An Ironman triathlon consists of a 2.4-mile swim, 112-mile bike ride and a 26.2-mile run in that order. To put that in context, a regular triathlon consists of a 0.93-mile swim, 24.8-mile bike and a 6.2-mile run.

DeShaw, a Brainerd mother of three sons, started training for Ironman after going through postpartum depression after having her third son. After losing weight she ran in her first 5K run in 2015 and then competed in the Baxter triathlon a year later. After swimming the first leg of the Baxter triathlon, she told her husband she would never do a triathlon again. She finished the bike leg in last place, but as she crossed the finish line and completed her first triathlon she felt great. A few days later, DeShaw was hooked and wanted to sign up and train for an Ironman triathlon.

After failing her first Ironman race in Idaho in 2017, it did not take DeShaw long to sign up for the Ironman triathlon in Madison, Wis. She trained harder and smarter for the Madison Ironman triathlon in September of 2018, hoping that time she would finish.

DeShaw remembers the first time she swam across Whipple Lake to train for the Baxter triathlon, she realized she did not know how to swim. She held onto the kayak that followed those training the whole time. Near the end of the swim her trainer barked at her to just count 20 strokes without holding onto the kayak. After she successfully did 20 strokes her trainer barked at her to do 20 more. Because she was an inexperienced swimmer she swam face down with no vision of her surroundings. Before long she crashed her head into the buoys.

Fast forward to the Madison Ironman. After not knowing how to swim and failing her first Ironman triathlon, DeShaw had tears in her eyes 1 mile away from the finish line.

"I felt such a great deal of accomplishment," DeShaw said. "My friends and family were there and it was awesome to cross the finish line and have Mike Reilly (Ironman announcer) say, 'Jessica DeShaw, you are an Ironman.'"

DeShaw then had her Ironman friends, Josh Duda and Mike Hushagen, approach her about doing the Ironman Canada in Whistler, British Columbia, on July 28.

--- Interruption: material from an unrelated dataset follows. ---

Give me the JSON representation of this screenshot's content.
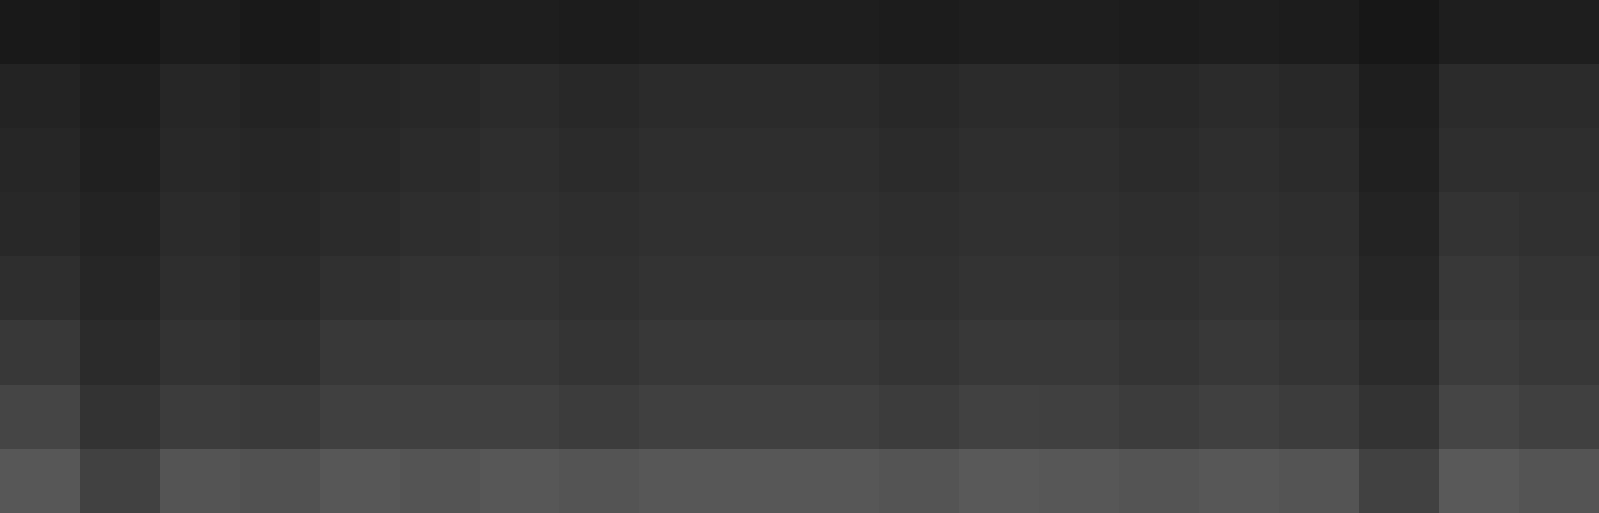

"They did not exactly have to twist my arm very hard," she said. "I love the training of it and the camaraderie of it and it's just fun. Without the support you cannot do these things because they keep you mentally in check."

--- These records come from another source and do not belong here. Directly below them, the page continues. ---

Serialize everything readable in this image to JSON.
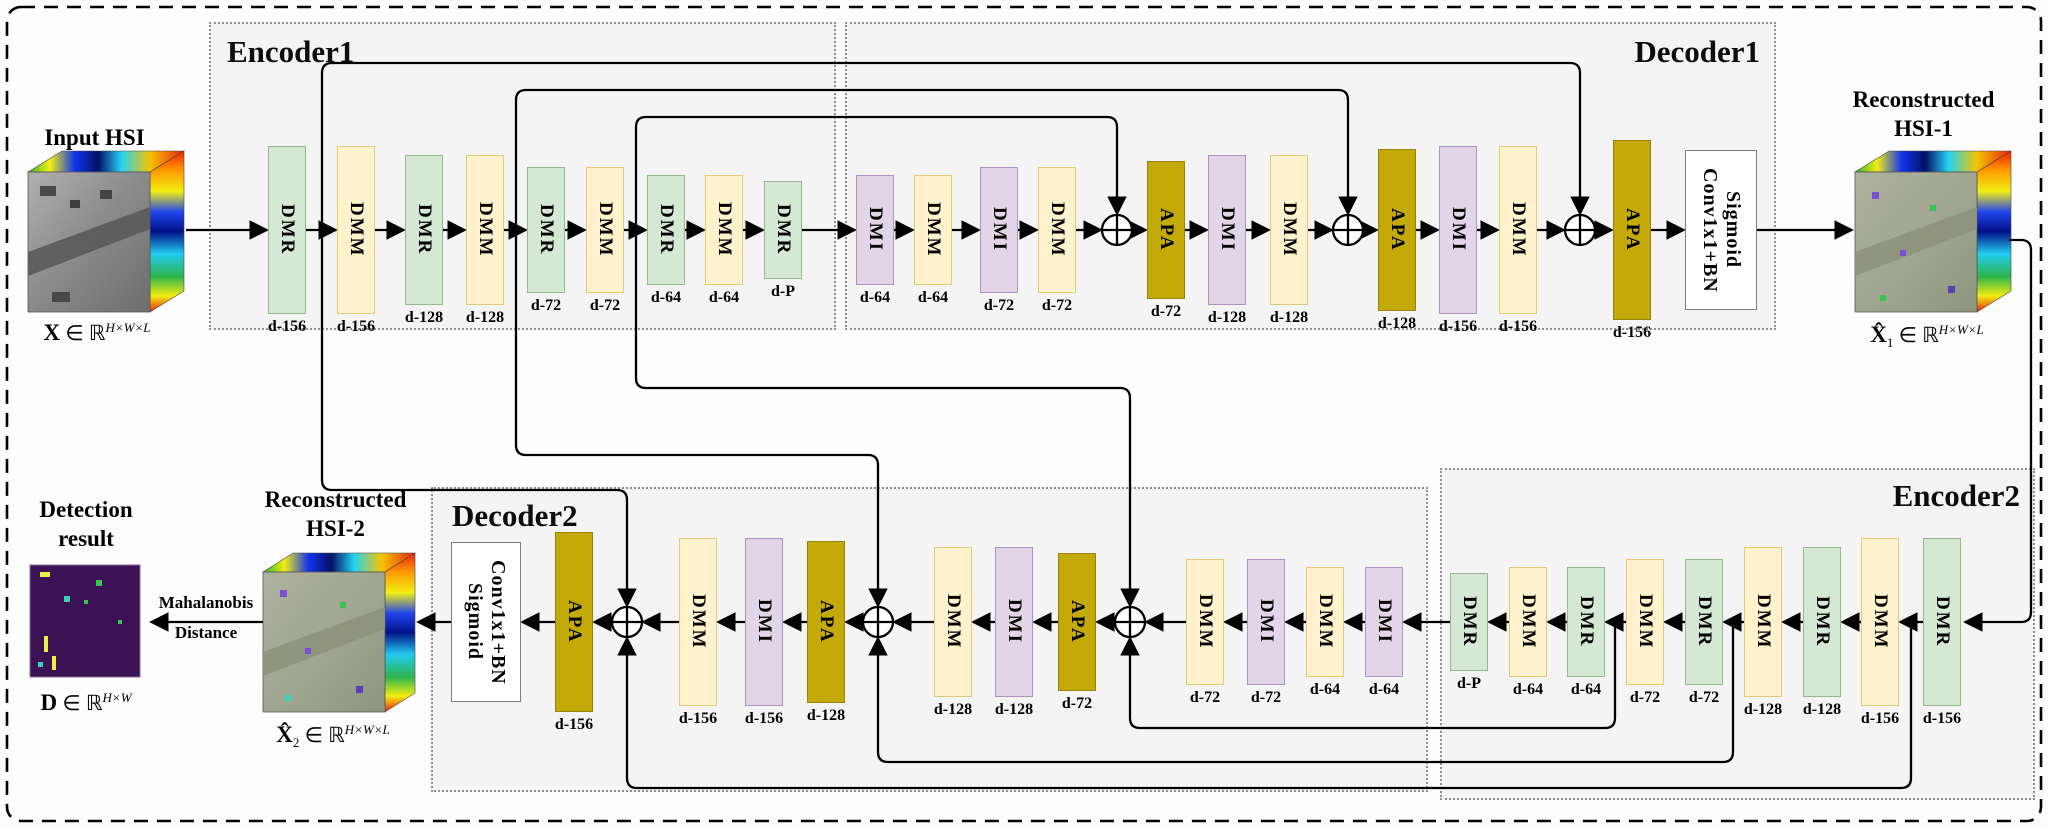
{
  "boxes": {
    "encoder1": "Encoder1",
    "decoder1": "Decoder1",
    "decoder2": "Decoder2",
    "encoder2": "Encoder2"
  },
  "io": {
    "input": {
      "title": "Input HSI",
      "var": "X",
      "mid": " ∈ ℝ",
      "sup": "H×W×L"
    },
    "recon1": {
      "title_line1": "Reconstructed",
      "title_line2": "HSI-1",
      "var": "X̂",
      "sub": "1",
      "mid": " ∈ ℝ",
      "sup": "H×W×L"
    },
    "recon2": {
      "title_line1": "Reconstructed",
      "title_line2": "HSI-2",
      "var": "X̂",
      "sub": "2",
      "mid": " ∈ ℝ",
      "sup": "H×W×L"
    },
    "detection": {
      "title_line1": "Detection",
      "title_line2": "result",
      "var": "D",
      "mid": " ∈ ℝ",
      "sup": "H×W"
    },
    "mahalanobis": {
      "line1": "Mahalanobis",
      "line2": "Distance"
    }
  },
  "conv_top": {
    "col_left": "Conv1x1+BN",
    "col_right": "Sigmoid"
  },
  "conv_bottom": {
    "col_left": "Sigmoid",
    "col_right": "Conv1x1+BN"
  },
  "encoder1_blocks": [
    {
      "label": "DMR",
      "dim": "d-156",
      "type": "dmr"
    },
    {
      "label": "DMM",
      "dim": "d-156",
      "type": "dmm"
    },
    {
      "label": "DMR",
      "dim": "d-128",
      "type": "dmr"
    },
    {
      "label": "DMM",
      "dim": "d-128",
      "type": "dmm"
    },
    {
      "label": "DMR",
      "dim": "d-72",
      "type": "dmr"
    },
    {
      "label": "DMM",
      "dim": "d-72",
      "type": "dmm"
    },
    {
      "label": "DMR",
      "dim": "d-64",
      "type": "dmr"
    },
    {
      "label": "DMM",
      "dim": "d-64",
      "type": "dmm"
    },
    {
      "label": "DMR",
      "dim": "d-P",
      "type": "dmr"
    }
  ],
  "decoder1_seq": [
    {
      "kind": "block",
      "label": "DMI",
      "dim": "d-64",
      "type": "dmi"
    },
    {
      "kind": "block",
      "label": "DMM",
      "dim": "d-64",
      "type": "dmm"
    },
    {
      "kind": "block",
      "label": "DMI",
      "dim": "d-72",
      "type": "dmi"
    },
    {
      "kind": "block",
      "label": "DMM",
      "dim": "d-72",
      "type": "dmm"
    },
    {
      "kind": "sum"
    },
    {
      "kind": "block",
      "label": "APA",
      "dim": "d-72",
      "type": "apa"
    },
    {
      "kind": "block",
      "label": "DMI",
      "dim": "d-128",
      "type": "dmi"
    },
    {
      "kind": "block",
      "label": "DMM",
      "dim": "d-128",
      "type": "dmm"
    },
    {
      "kind": "sum"
    },
    {
      "kind": "block",
      "label": "APA",
      "dim": "d-128",
      "type": "apa"
    },
    {
      "kind": "block",
      "label": "DMI",
      "dim": "d-156",
      "type": "dmi"
    },
    {
      "kind": "block",
      "label": "DMM",
      "dim": "d-156",
      "type": "dmm"
    },
    {
      "kind": "sum"
    },
    {
      "kind": "block",
      "label": "APA",
      "dim": "d-156",
      "type": "apa"
    }
  ],
  "encoder2_blocks": [
    {
      "label": "DMR",
      "dim": "d-P",
      "type": "dmr"
    },
    {
      "label": "DMM",
      "dim": "d-64",
      "type": "dmm"
    },
    {
      "label": "DMR",
      "dim": "d-64",
      "type": "dmr"
    },
    {
      "label": "DMM",
      "dim": "d-72",
      "type": "dmm"
    },
    {
      "label": "DMR",
      "dim": "d-72",
      "type": "dmr"
    },
    {
      "label": "DMM",
      "dim": "d-128",
      "type": "dmm"
    },
    {
      "label": "DMR",
      "dim": "d-128",
      "type": "dmr"
    },
    {
      "label": "DMM",
      "dim": "d-156",
      "type": "dmm"
    },
    {
      "label": "DMR",
      "dim": "d-156",
      "type": "dmr"
    }
  ],
  "decoder2_seq": [
    {
      "kind": "block",
      "label": "APA",
      "dim": "d-156",
      "type": "apa"
    },
    {
      "kind": "sum"
    },
    {
      "kind": "block",
      "label": "DMM",
      "dim": "d-156",
      "type": "dmm"
    },
    {
      "kind": "block",
      "label": "DMI",
      "dim": "d-156",
      "type": "dmi"
    },
    {
      "kind": "block",
      "label": "APA",
      "dim": "d-128",
      "type": "apa"
    },
    {
      "kind": "sum"
    },
    {
      "kind": "block",
      "label": "DMM",
      "dim": "d-128",
      "type": "dmm"
    },
    {
      "kind": "block",
      "label": "DMI",
      "dim": "d-128",
      "type": "dmi"
    },
    {
      "kind": "block",
      "label": "APA",
      "dim": "d-72",
      "type": "apa"
    },
    {
      "kind": "sum"
    },
    {
      "kind": "block",
      "label": "DMM",
      "dim": "d-72",
      "type": "dmm"
    },
    {
      "kind": "block",
      "label": "DMI",
      "dim": "d-72",
      "type": "dmi"
    },
    {
      "kind": "block",
      "label": "DMM",
      "dim": "d-64",
      "type": "dmm"
    },
    {
      "kind": "block",
      "label": "DMI",
      "dim": "d-64",
      "type": "dmi"
    }
  ],
  "colors": {
    "dmr_fill": "#d5e8d4",
    "dmm_fill": "#fff2cc",
    "dmi_fill": "#e1d5e7",
    "apa_fill": "#c4aa08",
    "line": "#000000",
    "box_fill": "#f4f4f4",
    "detection_bg": "#3b1254"
  }
}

For Josh Duda, Ironman Canada will be his fifth Ironman triathlon and he has already signed up for his sixth in Madison later. Duda said he loves DeShaw's passion in her training and notices how well she deals with adversity.

"She took a failure, like what happened in Coeur D'Alene, and made it fuel the fire for her in Madison," Duda said. "And with a little peer pressure Mike and I got her to do Canada with us."

Like DeShaw, Duda also remembers having low points during training. He is now in his 13th year of doing triathlons and remembers having doubts after finishing his first swim in the Baxter triathlon.

"A lot of us are like that," Duda said about triathlon athletes having doubts. "However, the community around us are able to push us to finish."

The hardest part of doing all these Ironman triathlons for DeShaw is the time spent away from her family, especially her boys. The sense of accomplishment she feels from training and finishing these races keep bringing her back.

"Crossing that finish in Madison was amazing," DeShaw said.

Hopefully, crossing the finish line in Canada has a similar feeling because she's earned it.